CONNECTICUT — The number of positive cases of the coronavirus will continue to climb through mid-January, according to projections by John Murphy, the president and CEO of Nuvance Health, one of the state’s leading healthcare providers.

Murphy joined Gov. Ned Lamont at a press conference Monday, where he made the predictions of a “tough winter.” He said he makes the forecast after carefully following six models of the spread of the virus, and forming a consensus.

Driving those calculations, Murphy said, will be students returning home for the holidays, colder weather keeping people indoors, and end-of-year festivities creating large family gatherings.

Despite the forecast, Murphy was upbeat about what overall outcomes could be expected. The average hospital stay at the start of the pandemic was around 14 days, he said, and now it’s a week, a statistic that “effectively doubles our capacity.”

Healthcare professionals in Connecticut have gotten “much more aggressive about getting out in front of this,” Murphy said. Testing and tracing is much better, and the data is now shared widely. Communication is “light years ahead of where it was” early in the pandemic.

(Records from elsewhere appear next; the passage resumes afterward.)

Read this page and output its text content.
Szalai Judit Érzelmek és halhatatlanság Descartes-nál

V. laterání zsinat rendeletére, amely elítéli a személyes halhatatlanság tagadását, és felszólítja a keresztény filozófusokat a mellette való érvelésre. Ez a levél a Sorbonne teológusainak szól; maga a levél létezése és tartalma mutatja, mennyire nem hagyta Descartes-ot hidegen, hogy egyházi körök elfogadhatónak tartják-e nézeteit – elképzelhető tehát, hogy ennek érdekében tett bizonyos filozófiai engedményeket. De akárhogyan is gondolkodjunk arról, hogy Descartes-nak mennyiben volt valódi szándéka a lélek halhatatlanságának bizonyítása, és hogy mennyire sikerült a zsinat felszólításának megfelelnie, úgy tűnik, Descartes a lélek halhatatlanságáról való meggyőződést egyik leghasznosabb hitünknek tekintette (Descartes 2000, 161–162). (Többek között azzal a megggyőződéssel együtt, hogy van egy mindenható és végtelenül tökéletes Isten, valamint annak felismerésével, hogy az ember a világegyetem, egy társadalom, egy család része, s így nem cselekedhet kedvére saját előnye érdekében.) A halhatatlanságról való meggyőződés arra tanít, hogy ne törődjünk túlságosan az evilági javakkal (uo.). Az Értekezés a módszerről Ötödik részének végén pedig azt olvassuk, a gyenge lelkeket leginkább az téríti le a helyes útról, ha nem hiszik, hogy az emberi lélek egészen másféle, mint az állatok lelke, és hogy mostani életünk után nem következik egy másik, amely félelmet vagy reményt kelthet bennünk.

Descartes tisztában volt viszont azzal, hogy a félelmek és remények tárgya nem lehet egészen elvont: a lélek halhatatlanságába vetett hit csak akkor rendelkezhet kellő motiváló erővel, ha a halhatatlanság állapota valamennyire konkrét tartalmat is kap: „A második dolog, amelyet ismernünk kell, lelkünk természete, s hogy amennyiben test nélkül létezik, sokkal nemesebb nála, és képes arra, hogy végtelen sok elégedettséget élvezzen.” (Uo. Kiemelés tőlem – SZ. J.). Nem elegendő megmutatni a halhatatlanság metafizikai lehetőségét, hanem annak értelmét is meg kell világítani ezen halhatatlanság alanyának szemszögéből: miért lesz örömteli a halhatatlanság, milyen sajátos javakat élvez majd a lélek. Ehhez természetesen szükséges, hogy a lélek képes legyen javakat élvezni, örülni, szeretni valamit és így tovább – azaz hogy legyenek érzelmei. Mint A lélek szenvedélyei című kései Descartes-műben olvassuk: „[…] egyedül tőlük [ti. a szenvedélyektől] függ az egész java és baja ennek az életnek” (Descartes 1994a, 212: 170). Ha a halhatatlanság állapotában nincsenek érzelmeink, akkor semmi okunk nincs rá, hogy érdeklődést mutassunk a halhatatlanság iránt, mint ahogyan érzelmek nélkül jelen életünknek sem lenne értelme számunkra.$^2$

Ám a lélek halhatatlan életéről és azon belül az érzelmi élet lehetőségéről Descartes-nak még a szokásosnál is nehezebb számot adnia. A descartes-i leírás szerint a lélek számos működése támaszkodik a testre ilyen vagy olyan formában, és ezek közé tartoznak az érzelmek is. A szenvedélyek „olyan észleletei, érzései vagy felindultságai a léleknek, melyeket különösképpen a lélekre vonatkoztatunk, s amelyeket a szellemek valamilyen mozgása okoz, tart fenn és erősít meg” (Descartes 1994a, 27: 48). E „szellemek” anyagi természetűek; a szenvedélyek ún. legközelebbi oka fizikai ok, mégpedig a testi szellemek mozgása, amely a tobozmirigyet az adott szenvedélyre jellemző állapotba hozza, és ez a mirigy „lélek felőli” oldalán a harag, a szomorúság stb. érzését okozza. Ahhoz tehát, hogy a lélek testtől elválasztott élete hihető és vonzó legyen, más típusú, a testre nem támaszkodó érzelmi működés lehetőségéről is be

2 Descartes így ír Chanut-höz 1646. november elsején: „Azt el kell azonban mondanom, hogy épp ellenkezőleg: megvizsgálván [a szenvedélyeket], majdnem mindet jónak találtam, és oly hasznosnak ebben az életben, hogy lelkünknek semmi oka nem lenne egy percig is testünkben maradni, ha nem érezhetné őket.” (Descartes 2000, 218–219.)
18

“The setting is different today than 5-6 months ago,” Murphy said. Hospital therapies are more effective, and staff is better prepared. “Seven months has taught us a great deal of how to combat it.”

Nuvance operates hospitals in Norwalk, Danbury, New Milford and Sharon within Connecticut, and three more in New York.

Patients over the age of 80 who end up on a ventilator are still at a very high risk, Murphy said, but the COVID-19 patient admitted at a Nuvance hospital today is on average 5-10 years younger than they were in the spring. “What that means is there are fewer comorbidities.”

Lamont said he is drawing inspiration from the way countries and municipalities are handling the pandemic in Europe.

“Europe is the canary in the coal mine,” according to Lamont. He said that, unlike the U.S., European countries favor curfews as a means to limit the spread of the virus.

“The lockdowns are much more limited,” the governor said, pointing to riots in Italy to illustrate the intolerance the population has for them.

As in the U.S., Europe is keeping school grades K-8 open as much as they can, Lamont said, but noted that gathering restrictions in some countries are kept to a minimum of six.

With just 6.54 hospitalizations per 100,000 population, Connecticut is on the healthier end of the U.S. spectrum, 7th best overall. North Dakota is at the far end, with over 40 hospitalizations per 100,000 people. The national average is 14. France, which Lamont said is about three months ahead of the U.S. in terms of the coronavirus spread, is now at 105 hospitalizations per 100,000 population.

In Connecticut, the number of hospitalizations was up by 37 beds over the past weekend, according to the latest data from the Department of Public Health.